Z przeprowadzonego przez CBOS badania "Przesądy wciąż żywe" wynika, że 54 proc. dorosłych Polaków wciąż wierzy w przynajmniej jeden przesąd, natomiast 16 proc. badanych wskazało konkretnie lęk przed liczbą "13". O tym, że zabobony mocno zakorzeniły się w polskiej świadomości świadczy również inna statystyka – aż 24 proc. z pytanych osób, odpowiedziało twierdząco na pytanie o to, czy zdarza im się zachować szczególną ostrożność w piątek 13-tego. Tego typu strach został nawet specjalnie nazwany. Ale czy paraskewidekatriafobia, bo tak właśnie nazywa się ów lęk, znajduje potwierdzenie w rzeczywistości?

Jak to jest z tym piątkiem 13-tego?

Bazując na policyjnych statystykach nie ma wątpliwości, że piątki to dla kierowców najniebezpieczniejszy dzień tygodnia. Z ogółu 37 046 wypadków, jakie miały miejsce w 2012 r., aż 6 140 wydarzyło się właśnie tego dnia – to 16,6 proc. wszystkich zdarzeń. Dla porównania, w zajmujące drugie miejsce w tym niechlubnym rankingu poniedziałki było ich o prawie 600 mniej, zaś w najspokojniejsze niedziele o blisko 2 000. Większa liczba wypadków nie ma jednak związku z tym, którym dniem miesiąca jest piątek.

- Sprawdziliśmy to zestawiając ze sobą liczbę zgłoszonych do nas od 2009 r. szkód komunikacyjnych z piątków 13-tego ze zgłoszeniami z piątków wypadających 20-tego dnia miesiąca. Ustaliliśmy, że jeśli w tym kontekście można mówić o przynoszącej pecha "13", to przyczyny tego można łatwo wytłumaczyć wzmożonym ruchem na drodze przed weekendem i niekorzystnymi warunkami atmosferycznymi, m.in. gradem czy oblodzeniem jezdni – mówi Andrzej Gostyński, Dyrektor Biura Likwidacji Szkód w Gothaer TU S.A.

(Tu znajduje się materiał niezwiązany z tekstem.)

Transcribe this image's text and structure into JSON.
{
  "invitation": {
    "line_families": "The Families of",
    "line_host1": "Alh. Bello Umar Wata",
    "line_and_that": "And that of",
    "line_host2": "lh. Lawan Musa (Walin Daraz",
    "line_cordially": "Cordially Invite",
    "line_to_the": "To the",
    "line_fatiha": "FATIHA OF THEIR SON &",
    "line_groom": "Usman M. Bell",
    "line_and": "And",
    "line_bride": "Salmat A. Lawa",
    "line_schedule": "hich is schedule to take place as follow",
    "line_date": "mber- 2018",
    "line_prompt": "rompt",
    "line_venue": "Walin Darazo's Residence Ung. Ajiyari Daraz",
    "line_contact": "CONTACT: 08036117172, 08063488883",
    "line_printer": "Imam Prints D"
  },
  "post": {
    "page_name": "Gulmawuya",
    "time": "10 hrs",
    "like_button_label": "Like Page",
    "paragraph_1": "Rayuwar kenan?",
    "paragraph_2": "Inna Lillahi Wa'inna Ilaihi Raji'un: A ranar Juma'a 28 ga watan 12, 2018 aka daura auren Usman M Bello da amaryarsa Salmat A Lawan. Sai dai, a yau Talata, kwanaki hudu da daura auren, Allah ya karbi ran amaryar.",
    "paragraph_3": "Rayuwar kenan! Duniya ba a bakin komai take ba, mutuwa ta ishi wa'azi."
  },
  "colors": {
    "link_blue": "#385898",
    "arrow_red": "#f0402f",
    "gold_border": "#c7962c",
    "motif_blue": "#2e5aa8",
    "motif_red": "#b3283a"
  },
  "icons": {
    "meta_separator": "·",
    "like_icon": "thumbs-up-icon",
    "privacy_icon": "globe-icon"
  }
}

Pod uwagę wzięto zarówno szkody likwidowane w ramach obowiązkowego ubezpieczenia OC, jak i polis autocasco. Jak dokładnie prezentują się wyniki kalkulacji? Od 2009 r. w piątki 13-tego w Gothaer rejestrowano średnio 239 zgłoszeń, czyli zaledwie o 7 więcej niż w "zwykłe" piątki. Łącznie w "pechowe" dni do ubezpieczyciela wpłynęło tylko o 3 proc. zgłoszeń więcej. Jak widać przesądu nie da się potwierdzić statystykami, co nie zmienia to faktu, że ostrożności nigdy za wiele – nieważne z jakiego powodu.